No. 4: From Global Apartheid to Global Village / Terry M. Mays / The African Book Publishing Record, July 2010

Published in: The African Book Publishing Record, Vol. XXXVI (2), 2010, p.133

Politics

From Global Apartheid to Global Village: Africa and the United Nations, Adekeye Adebajo, ed. with a foreword by Boutros Boutros-Ghali, Scottsville, South Africa: University of KwaZulu-Natal Press, 2009, 664 pp. R329.95/£44.95 cased ISBN 9781869141721, [Eurospan Group (UK), International Specialised Book Services (USA)]

From Global Apartheid to Global Village: Africa and the United Nations, edited by Adekeye Adebajo, examines the evolving relationship between African states and the United Nations (UN). The editor sets a theme that he terms "global apartheid" which he defines as an inequitable power relationship between northern and southern hemisphere countries. The book follows the theme across six decades via three areas of concern: politics with an emphasis on the UN Security Council; peacekeeping and human rights with an emphasis on the challenges resulting from Somalia in 1993 and Rwanda in 1994 as well as the politicization of human rights issues; and socio-economic development with an emphasis on aid, trade, and debt. Adebajo assembled 31 well known scholar/practitioners for this 600+ page comprehensive study of the topic. 28 of these scholars are African and over half of all the authors have worked for the UN at some point in their career demonstrating the editor's selection of chapter authors who are thoroughly familiar with not only continental issues but also the role of the UN in Africa.

Following a two chapter introduction to the topic, the editor includes five chapters reviewing the role and processes of key UN organs as they have interacted with African states. These bodies include the Security Council, General Assembly, Secretariat, Secretary General, Economic and Social Council, Trusteeship Council, and the International Court of Justice. The next section of the book includes chapters on peace and security as well as human rights. Five chapters review UN peacekeeping issues in the geographical areas of Southern Africa, West Africa, the Great Lakes Region of Central Africa, the Horn of Africa, and North Africa. Other chapters in this section cover the UN Human Rights Council, the UN Peacebuilding Commission, the role of the Security Council in African civil conflicts, the UN's conflict mediation efforts, and the evolution of the idea that sovereignty comes with responsibilities. The third and largest section of the book includes essays on socio-economic development. These chapters feature the UN Economic Commission for Africa, the UN Development Program, the UN Conference on Trade and Development, the World Food Program, the Food and Agricultural Organization, the World Health Organization, the UN Educational, Scientific, and Cultural Organization, the International Labor Organization, the UN Environment Program, the UN Development Fund for Women, the UN Children's Fund, the Office of the UN Special Representative for Children and Armed Conflict, the Office of the UN High Commissioner for Refugees, and the Office for the Coordination of Humanitarian Affairs.
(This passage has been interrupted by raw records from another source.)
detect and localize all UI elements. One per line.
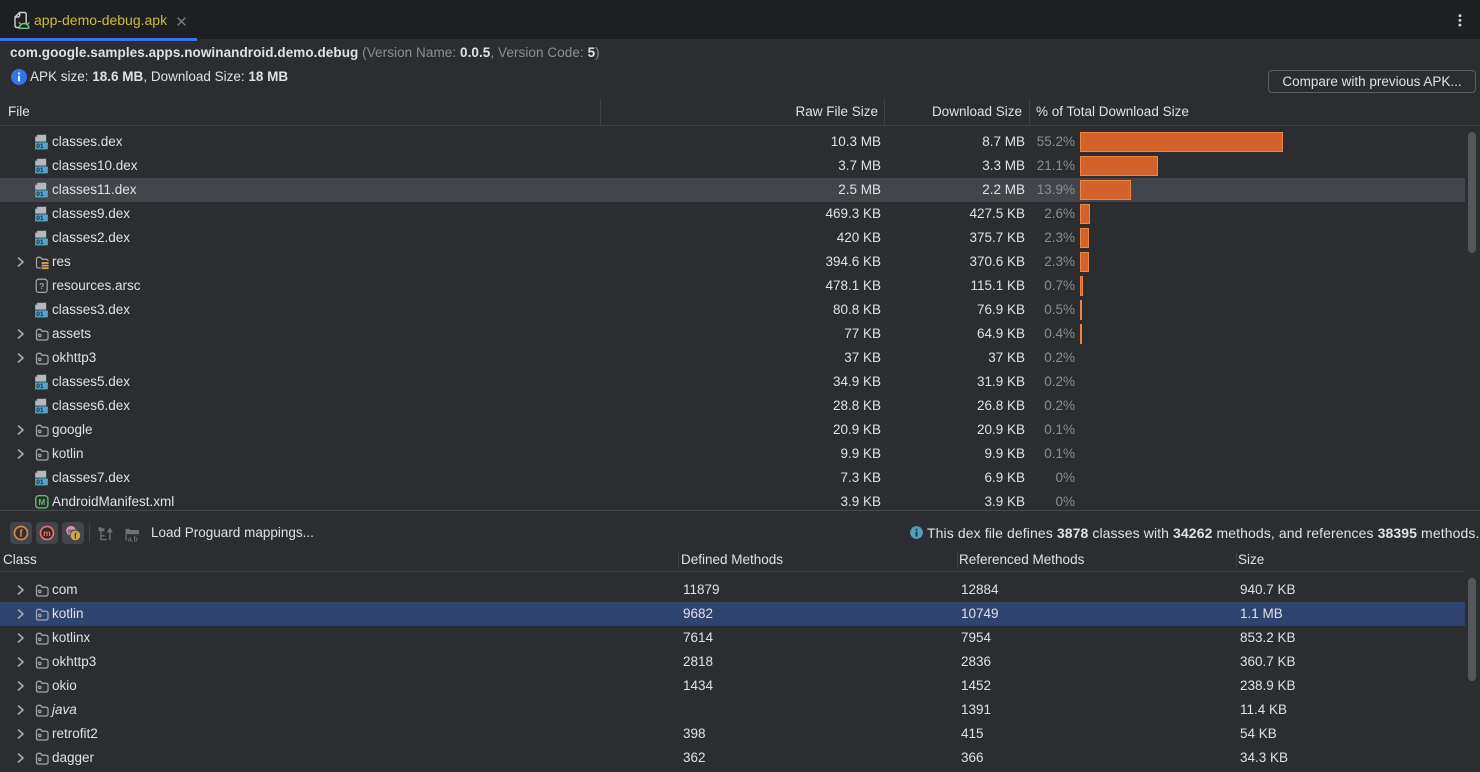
svg-text:01: 01 [36, 215, 44, 222]
svg-text:01: 01 [36, 239, 44, 246]
svg-text:f: f [74, 532, 77, 541]
svg-text:01: 01 [36, 311, 44, 318]
svg-text:01: 01 [36, 167, 44, 174]
svg-text:01: 01 [36, 383, 44, 390]
svg-text:M: M [38, 498, 45, 507]
svg-text:01: 01 [36, 479, 44, 486]
svg-text:01: 01 [36, 191, 44, 198]
svg-text:a.b: a.b [127, 536, 137, 542]
svg-text:01: 01 [36, 407, 44, 414]
svg-text:f: f [20, 528, 24, 539]
svg-text:01: 01 [36, 143, 44, 150]
svg-text:?: ? [39, 281, 44, 291]
svg-text:m: m [43, 528, 51, 538]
The strengths of this edited volume include not only the impressive list of chapter authors but also the large number of UN organs, offices, and agencies they cover in their essays. The book is comprehensive in its examination of the UN's role with African states while most previously published works concentrate on the work of one UN body on the continent. As with most edited volumes, some authors tend to stray from the theme but this does not distract from the impact of the chapters for understanding the relationship between the UN and African states. From Global Apartheid to Global Village: Africa and the United Nations is highly recommended for college level libraries and should be considered a "must" acquisition for any college with courses in African politics and/or economics.